The tcpdump that comes with Digital^H^H^H^H^H^H^HTru64 UNIX, or the one
from tcpdump.org (built with the libpcap that comes from tcpdump.org)?
At one point, the Digital UNIX tcpdump wrote out capture files that I
couldn't even read with tcpdump on other machines.
At least for Ethernet captures, the DU 4.0F tcpdump seems to produce
stuff Ethereal can read, however.
If the captures are from the native tcpdump, could you send us one of
the problematic FDDI captures, so we can see if it's some sort of
non-standard capture (e.g., if they've stuck padding on the front of the
FDDI header *in the capture file* to pad it to a multiple of 2 or 4
bytes - which would make it unreadable even by standard *tcpdump*)?
> 1. I do not want ethereal to display anything when it's just capturing
> to a log file but I have not found a way to prevent the graphical
> display
Ethereal is a GUI program, so there's no way to prevent the graphical
display; if you want to do captures in the background, rather than
interactively, use tcpdump or Tethereal.
> 2. when two ethereals are running on the same system the second
> occasionally displays "malformed address"
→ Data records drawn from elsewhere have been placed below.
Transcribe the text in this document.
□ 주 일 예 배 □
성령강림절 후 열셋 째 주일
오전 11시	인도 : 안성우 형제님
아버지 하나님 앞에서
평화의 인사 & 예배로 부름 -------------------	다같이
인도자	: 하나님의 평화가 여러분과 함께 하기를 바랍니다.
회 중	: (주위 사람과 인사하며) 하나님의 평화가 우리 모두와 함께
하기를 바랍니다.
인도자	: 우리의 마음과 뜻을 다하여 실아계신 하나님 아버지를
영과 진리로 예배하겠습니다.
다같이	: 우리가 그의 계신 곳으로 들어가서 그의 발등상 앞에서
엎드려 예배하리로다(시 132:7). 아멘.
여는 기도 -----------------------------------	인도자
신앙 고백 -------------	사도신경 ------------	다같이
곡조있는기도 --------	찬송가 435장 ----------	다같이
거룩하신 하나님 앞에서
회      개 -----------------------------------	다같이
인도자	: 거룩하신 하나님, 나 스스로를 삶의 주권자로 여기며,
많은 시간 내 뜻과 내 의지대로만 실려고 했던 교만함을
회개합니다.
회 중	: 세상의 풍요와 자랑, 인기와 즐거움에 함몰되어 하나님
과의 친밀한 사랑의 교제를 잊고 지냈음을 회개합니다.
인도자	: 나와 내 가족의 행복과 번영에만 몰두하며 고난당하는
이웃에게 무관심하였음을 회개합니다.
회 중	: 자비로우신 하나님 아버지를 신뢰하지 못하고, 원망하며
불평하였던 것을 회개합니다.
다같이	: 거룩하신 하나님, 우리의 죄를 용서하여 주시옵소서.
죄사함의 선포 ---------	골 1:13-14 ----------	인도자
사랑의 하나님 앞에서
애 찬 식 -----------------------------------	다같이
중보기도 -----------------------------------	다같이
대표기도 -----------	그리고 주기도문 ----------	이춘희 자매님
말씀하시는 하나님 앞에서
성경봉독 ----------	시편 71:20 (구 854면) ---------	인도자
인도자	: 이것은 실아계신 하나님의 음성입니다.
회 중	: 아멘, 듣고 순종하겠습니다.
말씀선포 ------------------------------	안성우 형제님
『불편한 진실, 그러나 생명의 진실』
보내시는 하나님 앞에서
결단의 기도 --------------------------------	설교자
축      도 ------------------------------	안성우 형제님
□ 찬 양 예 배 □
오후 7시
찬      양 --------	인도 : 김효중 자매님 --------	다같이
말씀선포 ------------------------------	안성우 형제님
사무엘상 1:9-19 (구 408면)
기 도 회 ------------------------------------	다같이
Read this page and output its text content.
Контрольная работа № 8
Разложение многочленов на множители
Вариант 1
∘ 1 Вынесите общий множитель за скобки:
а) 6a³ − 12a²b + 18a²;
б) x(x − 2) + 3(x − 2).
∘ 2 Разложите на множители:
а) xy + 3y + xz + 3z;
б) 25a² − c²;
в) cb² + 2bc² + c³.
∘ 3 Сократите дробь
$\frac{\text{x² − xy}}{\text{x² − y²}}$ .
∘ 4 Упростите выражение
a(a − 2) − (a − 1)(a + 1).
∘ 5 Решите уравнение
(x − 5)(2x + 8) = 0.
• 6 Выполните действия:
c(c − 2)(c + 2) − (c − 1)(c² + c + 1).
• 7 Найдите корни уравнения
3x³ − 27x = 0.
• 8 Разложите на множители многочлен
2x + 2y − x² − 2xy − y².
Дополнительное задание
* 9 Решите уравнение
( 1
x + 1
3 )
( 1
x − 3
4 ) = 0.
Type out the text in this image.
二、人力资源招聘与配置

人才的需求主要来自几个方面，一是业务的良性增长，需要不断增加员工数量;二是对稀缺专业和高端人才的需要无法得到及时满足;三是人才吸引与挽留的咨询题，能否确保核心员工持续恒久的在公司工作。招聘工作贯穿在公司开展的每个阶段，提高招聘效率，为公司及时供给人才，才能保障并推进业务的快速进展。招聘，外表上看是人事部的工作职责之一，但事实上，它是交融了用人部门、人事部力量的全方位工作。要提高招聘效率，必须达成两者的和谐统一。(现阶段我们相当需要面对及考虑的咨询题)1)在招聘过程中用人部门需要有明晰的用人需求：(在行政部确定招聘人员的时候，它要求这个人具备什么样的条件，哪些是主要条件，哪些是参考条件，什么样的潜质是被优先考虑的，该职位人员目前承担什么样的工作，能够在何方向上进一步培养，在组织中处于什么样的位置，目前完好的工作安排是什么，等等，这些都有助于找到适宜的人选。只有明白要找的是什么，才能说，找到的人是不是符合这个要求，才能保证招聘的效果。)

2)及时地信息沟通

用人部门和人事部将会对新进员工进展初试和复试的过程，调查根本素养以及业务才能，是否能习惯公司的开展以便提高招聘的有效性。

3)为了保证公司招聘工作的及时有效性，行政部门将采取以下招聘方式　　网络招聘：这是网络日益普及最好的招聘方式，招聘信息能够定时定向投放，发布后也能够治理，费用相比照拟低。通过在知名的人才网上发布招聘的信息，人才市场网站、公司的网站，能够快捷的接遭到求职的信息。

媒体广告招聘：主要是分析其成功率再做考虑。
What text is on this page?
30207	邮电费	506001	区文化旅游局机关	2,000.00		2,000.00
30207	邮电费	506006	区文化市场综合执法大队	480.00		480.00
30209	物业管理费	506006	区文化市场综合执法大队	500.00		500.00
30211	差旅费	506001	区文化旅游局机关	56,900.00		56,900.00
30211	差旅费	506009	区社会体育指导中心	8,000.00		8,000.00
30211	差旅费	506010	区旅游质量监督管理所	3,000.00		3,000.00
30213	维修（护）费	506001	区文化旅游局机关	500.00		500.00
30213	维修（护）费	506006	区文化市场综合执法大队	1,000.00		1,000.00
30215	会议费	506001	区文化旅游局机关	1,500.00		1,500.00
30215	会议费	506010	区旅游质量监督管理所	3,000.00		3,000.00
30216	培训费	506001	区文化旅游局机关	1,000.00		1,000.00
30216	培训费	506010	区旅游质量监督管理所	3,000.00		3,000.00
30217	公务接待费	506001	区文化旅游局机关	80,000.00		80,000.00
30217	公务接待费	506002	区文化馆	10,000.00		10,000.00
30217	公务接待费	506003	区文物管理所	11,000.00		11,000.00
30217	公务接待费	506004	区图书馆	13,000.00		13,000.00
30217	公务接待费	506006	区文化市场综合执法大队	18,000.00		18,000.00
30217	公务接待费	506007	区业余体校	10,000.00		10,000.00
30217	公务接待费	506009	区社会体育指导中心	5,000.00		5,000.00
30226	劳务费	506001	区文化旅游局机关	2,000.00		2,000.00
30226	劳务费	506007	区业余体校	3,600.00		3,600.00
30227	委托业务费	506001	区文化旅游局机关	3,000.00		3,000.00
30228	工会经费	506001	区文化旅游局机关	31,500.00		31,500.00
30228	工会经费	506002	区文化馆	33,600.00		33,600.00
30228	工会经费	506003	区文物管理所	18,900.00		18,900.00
I don't see anything in the Ethereal source to display that; could you
show us the full, precise message?
> 3. the second ethereal occasionally core dumps:
>
> tcpdump: Using kernel BPF filter
>
> ** ERROR **: file tvbuff.c: line 399 (compute_offset_length): assertion
> failed:
> (length >= -1)
> aborting...
> # file core*
> core.ethereal.v19.s1021.0: core dump, generated from 'ethereal.v19'
Have you tried running a debugger on the core dump? Without that, we
can't guess why it might be crashing.